Sunday, May 22, 2011

Culver City, Convenience Stores & Vegas

A Message for Those we Lost
We pulled out Sunday morning without fanfare. No lights flashing, no fire engines blowing their horns; just a few guys heading down the PCH with a 14-foot cross on the back of the truck. Traffic was light. The mist hung low and thick over the coast. Our goal for the day was the Grand Canyon, but our first stop would be Culver City.
Jon’s friend and neighbor Bill Young, a firefighter for the Culver City Fire Department, had invited us to come by Station 3 on our way out of town. There’s no telling what we’ll encounter between the coasts, but as we pulled up we could easily imagine this would prove to be as intimate a gathering as we’d find. Six firemen greeted us, pulling their engines out to serve as a proud backdrop for a modest moment of remembrance. Two bypassers paused with their dog. Jon’s words of thanks and humility could be heard from the other side of four-lane Bristol Parkway.
‘For Captain Steve Rankin,’ said Bill, rolling up a blue uniform shirt and sliding it into the hole in the cross’s side. ‘And for Firefighter Chuck Baird. Rest in peace, gentlemen.’ Captain Young would later touch on Captain Rankin’s line of duty death as well as Mr. Baird’s early passing, these two Culver City tragedies coming just in the last two years.

Skies cleared as the cool morning turned into a hot day in the desert. Jon’s German Shepherd Chief (how fitting) sat quietly in the back of the cab of the pickup. The dry, dusty land rolled by – flatlands and mountains and out-of-the-way places that some people call home. Our goal for the day was Williams, Arizona if not the Grand Canyon itself. But as the town of Phelan and the people we met outside the Chevron and the 7-11 disappeared behind us (I’d said from the beginning I knew we’d meet some of the best people at gas stations and food stops) it was suddenly decided that we would make a pass through Las Vegas. ‘I hate the word juxtaposition,’ Jon said. But there seemed no better word to describe a cross being driven through what our film crew director Jason eloquently noted as ‘America’s great den of iniquity.’

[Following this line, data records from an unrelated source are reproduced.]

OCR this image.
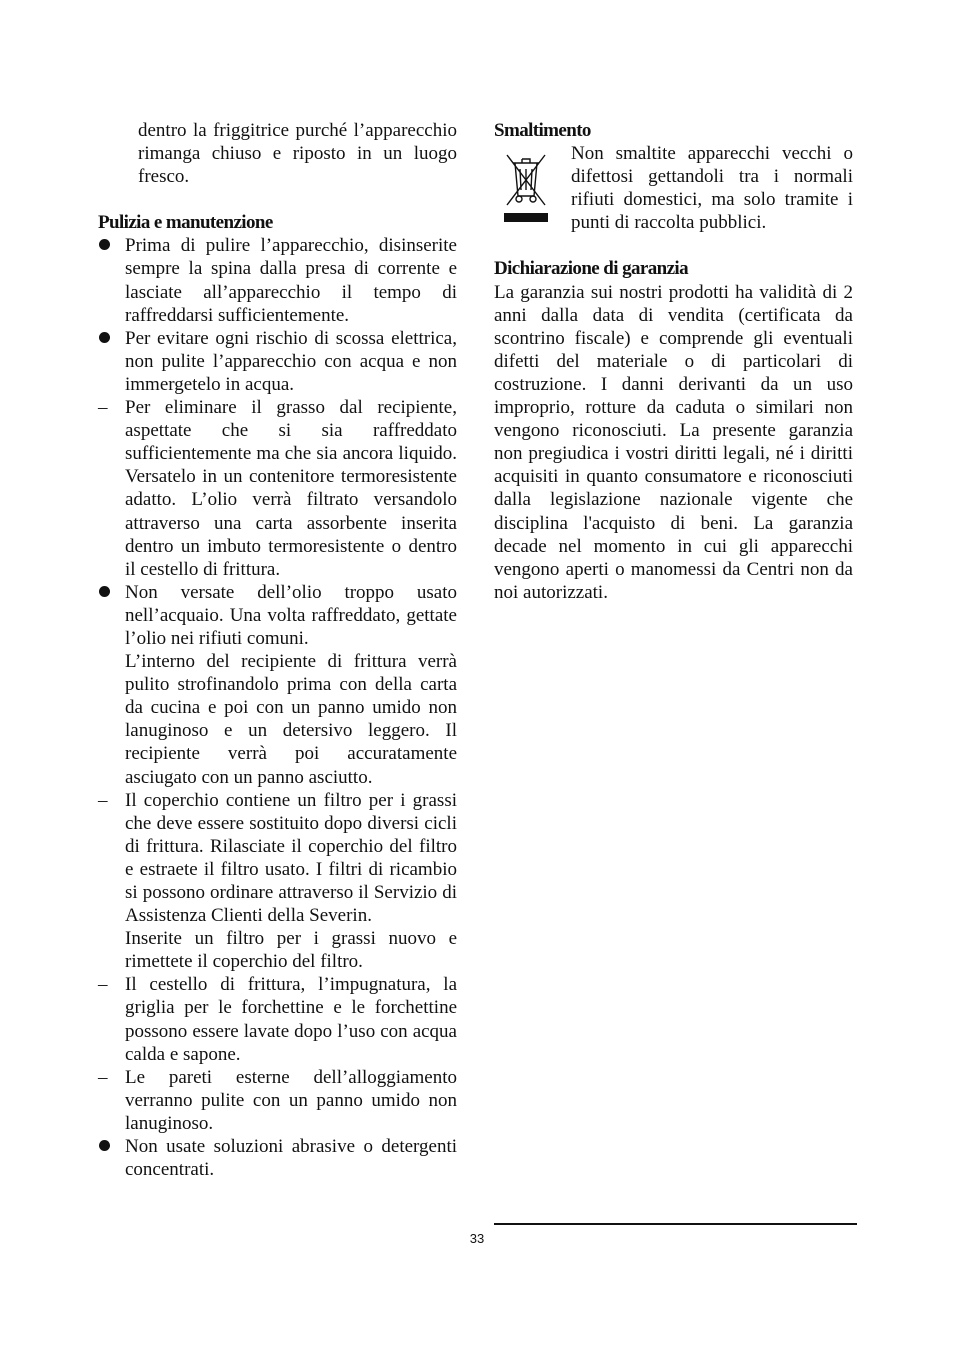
dentro la friggitrice purché l’apparecchio rimanga chiuso e riposto in un luogo fresco.

Pulizia e manutenzione

Prima di pulire l’apparecchio, disinserite sempre la spina dalla presa di corrente e lasciate all’apparecchio il tempo di raffreddarsi sufficientemente.

Per evitare ogni rischio di scossa elettrica, non pulite l’apparecchio con acqua e non immergetelo in acqua.

– Per eliminare il grasso dal recipiente, aspettate che si sia raffreddato sufficientemente ma che sia ancora liquido. Versatelo in un contenitore termoresistente adatto. L’olio verrà filtrato versandolo attraverso una carta assorbente inserita dentro un imbuto termoresistente o dentro il cestello di frittura.

Non versate dell’olio troppo usato nell’acquaio. Una volta raffreddato, gettate l’olio nei rifiuti comuni.

L’interno del recipiente di frittura verrà pulito strofinandolo prima con della carta da cucina e poi con un panno umido non lanuginoso e un detersivo leggero. Il recipiente verrà poi accuratamente asciugato con un panno asciutto.

– Il coperchio contiene un filtro per i grassi che deve essere sostituito dopo diversi cicli di frittura. Rilasciate il coperchio del filtro e estraete il filtro usato. I filtri di ricambio si possono ordinare attraverso il Servizio di Assistenza Clienti della Severin.

Inserite un filtro per i grassi nuovo e rimettete il coperchio del filtro.

– Il cestello di frittura, l’impugnatura, la griglia per le forchettine e le forchettine possono essere lavate dopo l’uso con acqua calda e sapone.

– Le pareti esterne dell’alloggiamento verranno pulite con un panno umido non lanuginoso.

Non usate soluzioni abrasive o detergenti concentrati.

Smaltimento

Non smaltite apparecchi vecchi o difettosi gettandoli tra i normali rifiuti domestici, ma solo tramite i punti di raccolta pubblici.

Dichiarazione di garanzia

La garanzia sui nostri prodotti ha validità di 2 anni dalla data di vendita (certificata da scontrino fiscale) e comprende gli eventuali difetti del materiale o di particolari di costruzione. I danni derivanti da un uso improprio, rotture da caduta o similari non vengono riconosciuti. La presente garanzia non pregiudica i vostri diritti legali, né i diritti acquisiti in quanto consumatore e riconosciuti dalla legislazione nazionale vigente che disciplina l'acquisto di beni. La garanzia decade nel momento in cui gli apparecchi vengono aperti o manomessi da Centri non da noi autorizzati.

33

The California desert rose and fell and twisted, and it was easy to forget for a moment the reason we were out there. The mountains beckoned with the promise of perfect solitude. Adam, one of the cameramen on the crew, would say later that a run through those rocky, sandy hills would border on spiritual. (Jon, on the other hand, didn’t see it quite that way.) Joshua trees stood scattered over many square miles, watching us like sentries, or maybe staring like accidental onlookers. They coaxed us to a stop at the side of the road; the scene was too much to capture with simple memory. A tractor trailer honked as we burned the moment in pixels. Then as we pulled back onto I-5 a broken piece of someone’s vehicle found its way into and right through our tire, bringing us to a stop in the dirt off the shoulder once again. Straining to free the spare from its trap under the truck’s chassis I thought it bitterly ironic that just yesterday Jason mentioned how something like a breakdown would add the perfect element of hardship to the journey. Easy for him to say as he would not be the one fixing it.

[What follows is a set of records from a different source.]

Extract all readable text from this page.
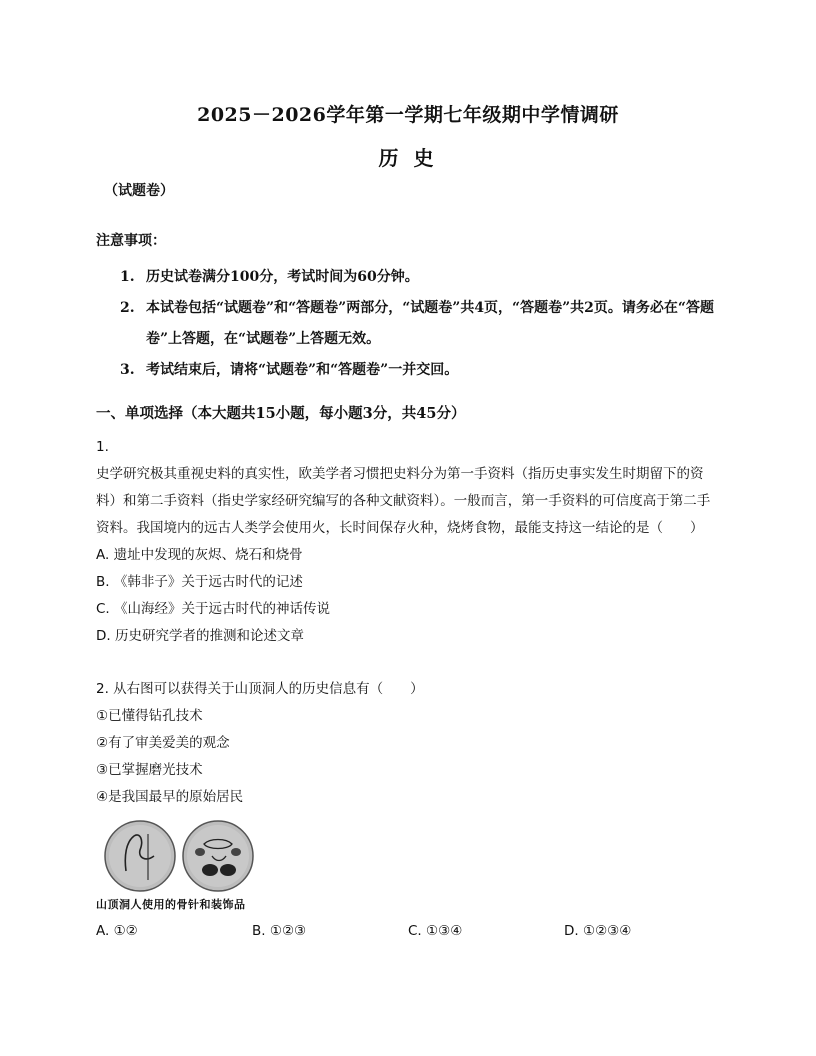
2025－2026学年第一学期七年级期中学情调研
历 史
（试题卷）
注意事项：
1. 历史试卷满分100分，考试时间为60分钟。
2. 本试卷包括“试题卷”和“答题卷”两部分，“试题卷”共4页，“答题卷”共2页。请务必在“答题卷”上答题，在“试题卷”上答题无效。
3. 考试结束后，请将“试题卷”和“答题卷”一并交回。
一、单项选择（本大题共15小题，每小题3分，共45分）
1.
史学研究极其重视史料的真实性，欧美学者习惯把史料分为第一手资料（指历史事实发生时期留下的资料）和第二手资料（指史学家经研究编写的各种文献资料）。一般而言，第一手资料的可信度高于第二手资料。我国境内的远古人类学会使用火，长时间保存火种，烧烤食物，最能支持这一结论的是（　　）
A. 遗址中发现的灰烬、烧石和烧骨
B. 《韩非子》关于远古时代的记述
C. 《山海经》关于远古时代的神话传说
D. 历史研究学者的推测和论述文章
2. 从右图可以获得关于山顶洞人的历史信息有（　　）
①已懂得钻孔技术
②有了审美爱美的观念
③已掌握磨光技术
④是我国最早的原始居民
山顶洞人使用的骨针和装饰品
A. ①②	B. ①②③	C. ①③④	D. ①②③④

In Vegas we found ourselves parked outside another convenience store. And just as in Phelan we were approached by a few people too curious not to ask. Gabrielle was only in fourth grade when the towers fell, but even the apparent toll of her time on the streets couldn’t take away from her intensity as she spelled out her thoughts and memories of that day. Her friend Mike had served eighteen years in the Air Force and said, with an ample helping of unprintable words, that Jon was doing something ‘pretty…cool.’ Moments later we were pulling out of the parking lot. ‘Take it easy man, good talking to you!’ Mike needed a moment to remember who these guys in the white pickup with the huge cross on the back were, but suddenly a switch was turned and he was right back with us, tuned into the ‘f-ing spirit of the project.’ In the previous moment Rico, who had just moved to Las Vegas from Harlem a year and a half ago ran his hand over the metal. ‘This is hot,’ he said. ‘Yeah, this is really nice.’ His eyes lit up when we handed him a card with the Journey blog site printed on it. ‘Man, I know some people going to want to see this.’ Rico was from New York; Gabrielle had never been there. Mike had probably been all over in his eighteen years of service. Very different lives. Connected by all the things that day meant and all the things this project represents.

We drove the Vegas Strip three times, the sky growing darker, the lights glowing brighter, reflecting off the cross in the camera’s eye. By the time we hit Boulder Parkway and were headed out of town night had fallen. An hour later we stopped along Route 93, on a paved and sandy dead end turnoff. The blood of faraway Vegas illuminated the horizon with a hazy cloud of light. Up above the stars shone in the black night sky.